The nightmare that became reality.

Non volevo rendermi conto di come stavano le cose. Non volevo rendermi conto che tutto ciò che ho sempre pensato essere falso, in realtà era la verità. La pura Verità.
E non volevo rendermi conto che quell'incubo era reale. Non volevo. Ma dovevo.


CAP 3: Una lettera.

Ho osservato tutti gli esseri: pietre, piante e animali e mi sono sembrate come lettere sparse rispetto alle quali l'uomo è parola viva e piena. - Paracelso

Rilessi le parole dell'articolo e continuavo a non comprendere il collegamento tra me e quella cosa chiamata Azoth...c'era qualcosa che non sapevo? Qualcosa che forse mio padre non mi aveva rivelato? Eppure ero più che certa che mio padre in tutta la sua vita non mi aveva mai nascosto nulla: sapevo che i miei nonni erano morti prima che io nascessi (a quanto pare quando ebbero mio padre loro avevano quasi compiuto 36 anni e morirono entrambi a 71 anni per un infarto, almeno così papà mi aveva raccontato) e sapevo anche che proveniva da una famiglia di professori molto stimati, proprio come lui. Per il resto non sapevo nulla, ma all'improvviso mi ricordai di una cosa che mi rivelò prima che capitasse l'incidente.

*FLASHBACK*
Ero in macchina con i miei genitori, erano appena cominciate le vacanze e loro erano venuti a prendermi per tornare a casa. Durante il viaggio, pensai al fatto che presto avrei deciso di frequentare l'Università di Basilea. Grazie al mio tedesco come seconda lingua (mia madre Ayla era franco-tedesca) sarei riuscita sicuramente a seguire le lezioni e magari trovare un appartamento vicino all'edificio universitario.
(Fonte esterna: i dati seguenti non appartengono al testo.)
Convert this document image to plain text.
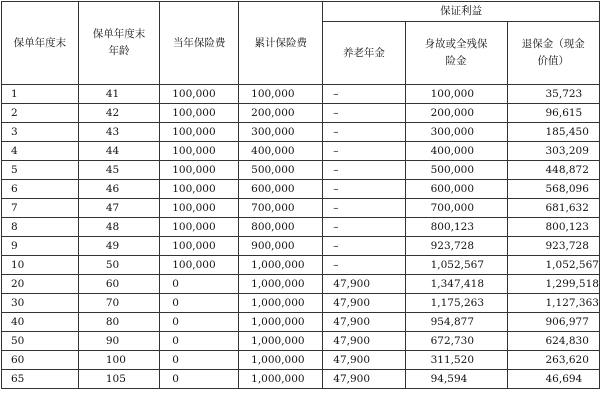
保单年度末	保单年度末年龄	当年保险费	累计保险费	保证利益		
				养老年金	身故或全残保险金	退保金（现金价值）
1	41	100,000	100,000	–	100,000	35,723
2	42	100,000	200,000	–	200,000	96,615
3	43	100,000	300,000	–	300,000	185,450
4	44	100,000	400,000	–	400,000	303,209
5	45	100,000	500,000	–	500,000	448,872
6	46	100,000	600,000	–	600,000	568,096
7	47	100,000	700,000	–	700,000	681,632
8	48	100,000	800,000	–	800,123	800,123
9	49	100,000	900,000	–	923,728	923,728
10	50	100,000	1,000,000	–	1,052,567	1,052,567
20	60	0	1,000,000	47,900	1,347,418	1,299,518
30	70	0	1,000,000	47,900	1,175,263	1,127,363
40	80	0	1,000,000	47,900	954,877	906,977
50	90	0	1,000,000	47,900	672,730	624,830
60	100	0	1,000,000	47,900	311,520	263,620
65	105	0	1,000,000	47,900	94,594	46,694
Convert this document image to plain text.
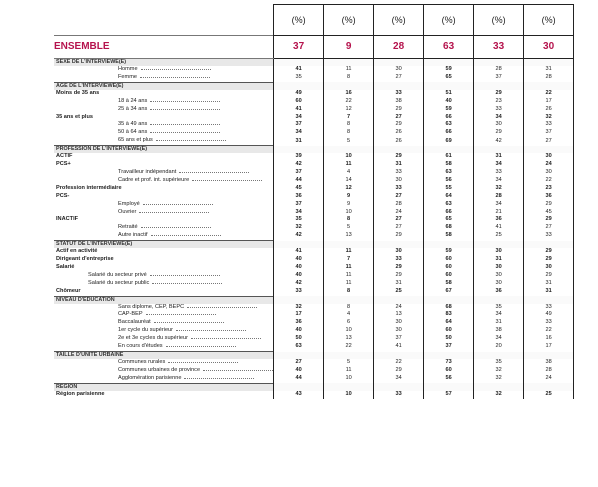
	(%)	(%)	(%)	(%)	(%)	(%)
ENSEMBLE	37	9	28	63	33	30
SEXE DE L'INTERVIEWE(E)						
Homme	41	11	30	59	28	31
Femme	35	8	27	65	37	28
AGE DE L'INTERVIEWE(E)						
Moins de 35 ans	49	16	33	51	29	22
18 à 24 ans	60	22	38	40	23	17
25 à 34 ans	41	12	29	59	33	26
35 ans et plus	34	7	27	66	34	32
35 à 49 ans	37	8	29	63	30	33
50 à 64 ans	34	8	26	66	29	37
65 ans et plus	31	5	26	69	42	27
PROFESSION DE L'INTERVIEWE(E)						
ACTIF	39	10	29	61	31	30
PCS+	42	11	31	58	34	24
Travailleur indépendant	37	4	33	63	33	30
Cadre et prof. int. supérieure	44	14	30	56	34	22
Profession intermédiaire	45	12	33	55	32	23
PCS-	36	9	27	64	28	36
Employé	37	9	28	63	34	29
Ouvrier	34	10	24	66	21	45
INACTIF	35	8	27	65	36	29
Retraité	32	5	27	68	41	27
Autre inactif	42	13	29	58	25	33
STATUT DE L'INTERVIEWE(E)						
Actif en activité	41	11	30	59	30	29
Dirigeant d'entreprise	40	7	33	60	31	29
Salarié	40	11	29	60	30	30
Salarié du secteur privé	40	11	29	60	30	29
Salarié du secteur public	42	11	31	58	30	31
Chômeur	33	8	25	67	36	31
NIVEAU D'EDUCATION						
Sans diplome, CEP, BEPC	32	8	24	68	35	33
CAP-BEP	17	4	13	83	34	49
Baccalauréat	36	6	30	64	31	33
1er cycle du supérieur	40	10	30	60	38	22
2e et 3e cycles du supérieur	50	13	37	50	34	16
En cours d'études	63	22	41	37	20	17
TAILLE D'UNITE URBAINE						
Communes rurales	27	5	22	73	35	38
Communes urbaines de province	40	11	29	60	32	28
Agglomération parisienne	44	10	34	56	32	24
REGION						
Région parisienne	43	10	33	57	32	25
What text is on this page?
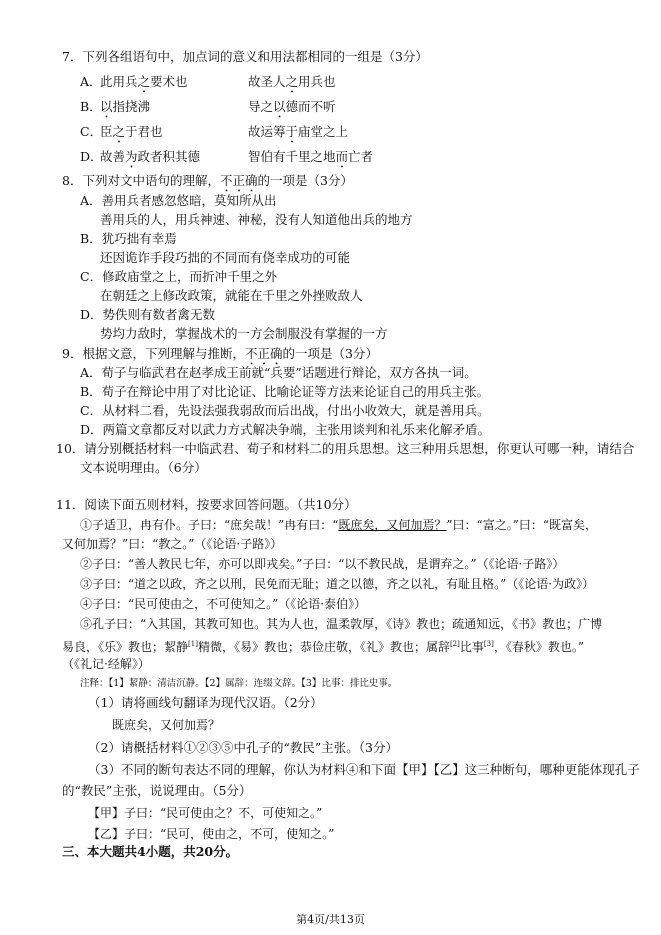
7．下列各组语句中，加点词的意义和用法都相同的一组是（3分）
A．
此用兵之要术也	故圣人之用兵也
B．
以指挠沸	导之以德而不听
C．
臣之于君也	故运筹于庙堂之上
D．
故善为政者积其德	智伯有千里之地而亡者
8．下列对文中语句的理解，不正确的一项是（3分）
A．善用兵者感忽悠暗，莫知所从出
善用兵的人，用兵神速、神秘，没有人知道他出兵的地方
B．犹巧拙有幸焉
还因诡诈手段巧拙的不同而有侥幸成功的可能
C．修政庙堂之上，而折冲千里之外
在朝廷之上修改政策，就能在千里之外挫败敌人
D．势佚则有数者禽无数
势均力敌时，掌握战术的一方会制服没有掌握的一方
9．根据文意，下列理解与推断，不正确的一项是（3分）
A．荀子与临武君在赵孝成王前就“兵要”话题进行辩论，双方各执一词。
B．荀子在辩论中用了对比论证、比喻论证等方法来论证自己的用兵主张。
C．从材料二看，先设法强我弱敌而后出战，付出小收效大，就是善用兵。
D．两篇文章都反对以武力方式解决争端，主张用谈判和礼乐来化解矛盾。
10．请分别概括材料一中临武君、荀子和材料二的用兵思想。这三种用兵思想，你更认可哪一种，请结合
文本说明理由。（6分）
11．阅读下面五则材料，按要求回答问题。（共10分）
①子适卫，冉有仆。子曰：“庶矣哉！”冉有曰：“既庶矣，又何加焉？”曰：“富之。”曰：“既富矣，
又何加焉？”曰：“教之。”（《论语·子路》）
②子曰：“善人教民七年，亦可以即戎矣。”子曰：“以不教民战，是谓弃之。”（《论语·子路》）
③子曰：“道之以政，齐之以刑，民免而无耻；道之以德，齐之以礼，有耻且格。”（《论语·为政》）
④子曰：“民可使由之，不可使知之。”（《论语·泰伯》）
⑤孔子曰：“入其国，其教可知也。其为人也，温柔敦厚，《诗》教也；疏通知远，《书》教也；广博
易良，《乐》教也；絜静[1]精微，《易》教也；恭俭庄敬，《礼》教也；属辞[2]比事[3]，《春秋》教也。”
（《礼记·经解》）
注释：【1】絜静：清洁沉静。【2】属辞：连缀文辞。【3】比事：排比史事。
（1）请将画线句翻译为现代汉语。（2分）
既庶矣，又何加焉？
（2）请概括材料①②③⑤中孔子的“教民”主张。（3分）
（3）不同的断句表达不同的理解，你认为材料④和下面【甲】【乙】这三种断句，哪种更能体现孔子
的“教民”主张，说说理由。（5分）
【甲】子曰：“民可使由之？不，可使知之。”
【乙】子曰：“民可，使由之，不可，使知之。”
三、本大题共4小题，共20分。
第4页/共13页
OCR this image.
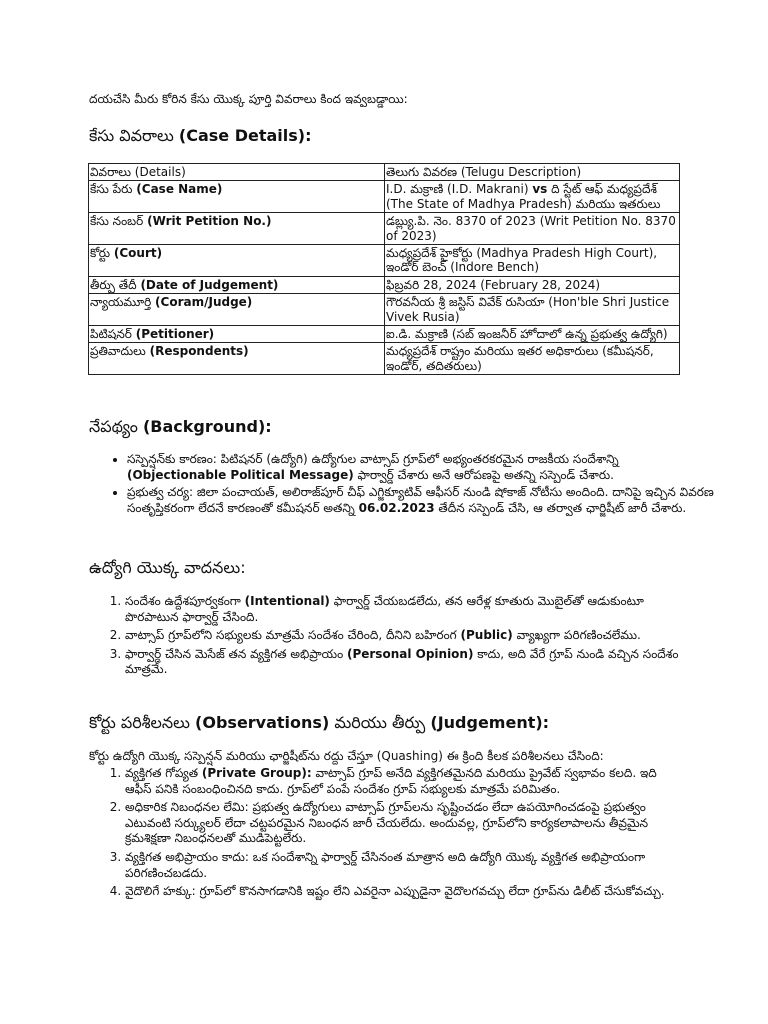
దయచేసి మీరు కోరిన కేసు యొక్క పూర్తి వివరాలు కింద ఇవ్వబడ్డాయి:
కేసు వివరాలు (Case Details):
వివరాలు (Details)	తెలుగు వివరణ (Telugu Description)
కేసు పేరు (Case Name)	I.D. మక్రాణి (I.D. Makrani) vs ది స్టేట్ ఆఫ్ మధ్యప్రదేశ్ (The State of Madhya Pradesh) మరియు ఇతరులు
కేసు నంబర్ (Writ Petition No.)	డబ్ల్యు.పి. నెం. 8370 of 2023 (Writ Petition No. 8370 of 2023)
కోర్టు (Court)	మధ్యప్రదేశ్ హైకోర్టు (Madhya Pradesh High Court), ఇండోర్ బెంచ్ (Indore Bench)
తీర్పు తేదీ (Date of Judgement)	ఫిబ్రవరి 28, 2024 (February 28, 2024)
న్యాయమూర్తి (Coram/Judge)	గౌరవనీయ శ్రీ జస్టిస్ వివేక్ రుసియా (Hon'ble Shri Justice Vivek Rusia)
పిటిషనర్ (Petitioner)	ఐ.డి. మక్రాణి (సబ్ ఇంజనీర్ హోదాలో ఉన్న ప్రభుత్వ ఉద్యోగి)
ప్రతివాదులు (Respondents)	మధ్యప్రదేశ్ రాష్ట్రం మరియు ఇతర అధికారులు (కమీషనర్, ఇండోర్, తదితరులు)
నేపథ్యం (Background):
• సస్పెన్షన్‌కు కారణం: పిటిషనర్ (ఉద్యోగి) ఉద్యోగుల వాట్సాప్ గ్రూప్‌లో అభ్యంతరకరమైన రాజకీయ సందేశాన్ని (Objectionable Political Message) ఫార్వార్డ్ చేశారు అనే ఆరోపణపై అతన్ని సస్పెండ్ చేశారు.
• ప్రభుత్వ చర్య: జిలా పంచాయత్, అలిరాజ్‌పూర్ చీఫ్ ఎగ్జిక్యూటివ్ ఆఫీసర్ నుండి షోకాజ్ నోటీసు అందింది. దానిపై ఇచ్చిన వివరణ సంతృప్తికరంగా లేదనే కారణంతో కమీషనర్ అతన్ని 06.02.2023 తేదీన సస్పెండ్ చేసి, ఆ తర్వాత ఛార్జిషీట్ జారీ చేశారు.
ఉద్యోగి యొక్క వాదనలు:
1. సందేశం ఉద్దేశపూర్వకంగా (Intentional) ఫార్వార్డ్ చేయబడలేదు, తన ఆరేళ్ల కూతురు మొబైల్‌తో ఆడుకుంటూ పొరపాటున ఫార్వార్డ్ చేసింది.
2. వాట్సాప్ గ్రూప్‌లోని సభ్యులకు మాత్రమే సందేశం చేరింది, దీనిని బహిరంగ (Public) వ్యాఖ్యగా పరిగణించలేము.
3. ఫార్వార్డ్ చేసిన మెసేజ్ తన వ్యక్తిగత అభిప్రాయం (Personal Opinion) కాదు, అది వేరే గ్రూప్ నుండి వచ్చిన సందేశం మాత్రమే.
కోర్టు పరిశీలనలు (Observations) మరియు తీర్పు (Judgement):
కోర్టు ఉద్యోగి యొక్క సస్పెన్షన్ మరియు ఛార్జిషీట్‌ను రద్దు చేస్తూ (Quashing) ఈ క్రింది కీలక పరిశీలనలు చేసింది:
1. వ్యక్తిగత గోప్యత (Private Group): వాట్సాప్ గ్రూప్ అనేది వ్యక్తిగతమైనది మరియు ప్రైవేట్ స్వభావం కలది. ఇది ఆఫీస్ పనికి సంబంధించినది కాదు. గ్రూప్‌లో పంపే సందేశం గ్రూప్ సభ్యులకు మాత్రమే పరిమితం.
2. అధికారిక నిబంధనల లేమి: ప్రభుత్వ ఉద్యోగులు వాట్సాప్ గ్రూప్‌లను సృష్టించడం లేదా ఉపయోగించడంపై ప్రభుత్వం ఎటువంటి సర్క్యులర్ లేదా చట్టపరమైన నిబంధన జారీ చేయలేదు. అందువల్ల, గ్రూప్‌లోని కార్యకలాపాలను తీవ్రమైన క్రమశిక్షణా నిబంధనలతో ముడిపెట్టలేరు.
3. వ్యక్తిగత అభిప్రాయం కాదు: ఒక సందేశాన్ని ఫార్వార్డ్ చేసినంత మాత్రాన అది ఉద్యోగి యొక్క వ్యక్తిగత అభిప్రాయంగా పరిగణించబడదు.
4. వైదొలిగే హక్కు: గ్రూప్‌లో కొనసాగడానికి ఇష్టం లేని ఎవరైనా ఎప్పుడైనా వైదొలగవచ్చు లేదా గ్రూప్‌ను డిలీట్ చేసుకోవచ్చు.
Avevo optato per la facoltà di Storia dell'Arte, i miei genitori sapevano quanto amavo l'arte e mio padre, che rispettava la mia decisione seppur avrebbe preferito che frequentassi una facoltà scientifica come fece lui in passato, mi disse una cosa. "Sai, tuo nonno amava moltissimo farsi ritrarre. E odiava le macchine fotografiche. Riteneva che la pittura fosse la migliore forma di rappresentazione di un'immagine e odiava le fotografie. L'unica cosa che riusciva ancora a sopportare era il cinema, anche se riteneva che certi attori fossero delle mezze cartucce, almeno così lui li definiva". Appena ebbe finito di dire quelle parole si mise a ridere, mentre mia madre sorrise, anche se sembrava un pò...pensierosa. Mio padre invece sembrò quasi pentirsi di aver detto quelle parole, forse perchè voleva dimenticarsi di qualcosa, o qualcuno, che lo aveva ferito.
All'improvviso, sbucò dal nulla un auto che ci sorpassò e portò fuori strada l'auto di mio padre, urlai e poi ci fu il buio.
*FINE FLASHBACK*

Quelle parole mi fecero venire ad un tratto molti interrogativi: perchè mio padre non mi disse mai il nome dei suoi genitori? A volte sembrava che disprezzasse perfino il suo cognome: Belli.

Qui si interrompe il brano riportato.